President Biden’s Coordinator of Infrastructure describes the recent Bipartisan Infrastructure Law as “…historic in its size – the largest ever investments in broadband, rail and transit, clean energy, and water, to name a few – as well as the breadth of programs and sectors included in the law. The infrastructure law allocated funding to over 350 distinct programs across more than a dozen federal departments and agencies.”
Focusing on past land use, zoning, housing financing, and infrastructure failures can inform future action. Still, analysis needs to be expanded to identify successful infrastructure cases and institutional designs that have advanced health equity. Addressing racial and health inequities through infrastructure investment calls for carefully identifying:
Two of the fundamental public health lessons from the COVID-19 pandemic responses are that: 1) the credibility of public health practices is contested, and 2) key COVID-19 responses were inherently intergovernmental. Drawing on built environment examples not related to past infrastructure funding processes can undermine the credibility of public health. Overlooking past successes in advancing public health fundamentals of clean water, clean air, and toxic exposure mitigation limits the potential for designing more effective institutional responses.
While significant historical inequities exist in public infrastructure, there have been successes in expanding transit, improving water and air quality, and other outcomes for marginalized communities. Building credibility in the discussion on infrastructure or any public health issue calls for avoiding generalizations while advancing the most rigorous understanding of the current system to better identify areas for change.
Another limitation of current public health discussions is treating infrastructure funding and implementation as an exclusively top-down, federal-driven process. The federal focus overlooks the innovations and impact of counties (see, for example, https://napawash.org/academy-studies/national-association-of-counties-federal-assistance-and-innovative-counties), cities, states, tribal, and territories. Public health is a highly decentralized system reliant on a high functioning intergovernmental system. In addition, the Metropolitan Planning Organizations (MPO) are central to the infrastructure approval process and other funding plans, as well as their impact. For example, as an MPO, the Southern California Association of Governments, shapes infrastructure available to more than 22 million residents. An important starting point for public health advocacy recognizes that the current system is NOT unidirectional from federal to state. Moreover, there is limited federal government capacity for “whole of government” actions. In responses to COVID-19, federal actions occurred under specific legal authorities, such as the Defense Production Act, the Stafford Act, and Emergency Use Authorizations, with capacity to act distributed among agencies, such as the Department of Defense, the Centers for Disease Control and Prevention, and the Food and Drug Administration.
A challenge in advancing health equity through infrastructure funding is the limits of current practices of categorical grants formulated in ways that inhibit and lack incentives for local, regional, and state governments to develop the strategies and structures needed for integrated solutions across funding and programmatic silos. Moving from a top-down approach, with Congress determining where to spend the funding, to increased discretion for local government and community decision-making aligns with the starting point for all effective leadership: engage people closest to the problem. Local decision-making and community engagement create shared responsibility and ownership for achieving results.
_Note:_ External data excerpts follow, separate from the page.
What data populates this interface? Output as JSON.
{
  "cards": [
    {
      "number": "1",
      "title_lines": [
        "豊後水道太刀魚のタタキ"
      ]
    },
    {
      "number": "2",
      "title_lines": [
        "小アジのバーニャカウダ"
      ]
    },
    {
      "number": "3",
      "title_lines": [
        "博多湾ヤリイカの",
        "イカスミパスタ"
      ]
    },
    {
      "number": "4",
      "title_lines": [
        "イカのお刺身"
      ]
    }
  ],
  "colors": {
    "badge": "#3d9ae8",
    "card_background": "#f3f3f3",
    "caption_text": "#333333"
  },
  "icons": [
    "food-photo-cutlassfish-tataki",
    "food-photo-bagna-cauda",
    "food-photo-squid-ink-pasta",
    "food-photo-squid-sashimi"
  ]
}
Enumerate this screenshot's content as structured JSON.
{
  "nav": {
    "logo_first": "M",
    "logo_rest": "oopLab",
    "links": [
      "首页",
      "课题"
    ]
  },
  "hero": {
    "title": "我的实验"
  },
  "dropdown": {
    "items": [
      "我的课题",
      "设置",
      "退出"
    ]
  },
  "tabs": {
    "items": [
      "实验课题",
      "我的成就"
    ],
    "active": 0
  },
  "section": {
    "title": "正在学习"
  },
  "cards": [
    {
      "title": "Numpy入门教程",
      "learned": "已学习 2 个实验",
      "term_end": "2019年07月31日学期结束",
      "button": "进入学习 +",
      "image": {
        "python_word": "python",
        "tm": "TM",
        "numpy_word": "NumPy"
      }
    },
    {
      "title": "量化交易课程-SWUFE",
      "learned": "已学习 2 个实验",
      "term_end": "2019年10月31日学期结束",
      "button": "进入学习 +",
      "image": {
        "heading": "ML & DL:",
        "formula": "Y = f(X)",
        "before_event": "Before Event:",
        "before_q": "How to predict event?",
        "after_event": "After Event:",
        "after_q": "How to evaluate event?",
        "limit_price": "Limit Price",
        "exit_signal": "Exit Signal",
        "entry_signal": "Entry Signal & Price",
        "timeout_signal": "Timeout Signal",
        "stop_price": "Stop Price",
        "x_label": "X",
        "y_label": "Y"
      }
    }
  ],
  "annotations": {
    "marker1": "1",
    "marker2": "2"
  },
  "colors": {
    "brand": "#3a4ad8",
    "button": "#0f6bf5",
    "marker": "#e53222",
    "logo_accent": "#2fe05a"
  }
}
A top-down focus limits insights into the current system’s complexity, failing to identify the range of leverage points for effective change to advance health equity.
A deeper appreciation of the intergovernmental system for infrastructure building can tap into two potential strengths of public health professionals: partnership building and interdisciplinary problem-solving. Advancing health equity does not call for asserting public health primacy, but rather for public health partnerships. Intergovernmental systems address the most complex societal challenges in the United States. These complex problems defy solutions from any single academic discipline or professional field1 and exceed the capacities of the federal government acting alone or of any single level of government. An interdisciplinary approach facilitates societal problem solving most effectively when drawing on multiple disciplinary and professional perspectives and varied models, not when advocating for the supremacy of one approach.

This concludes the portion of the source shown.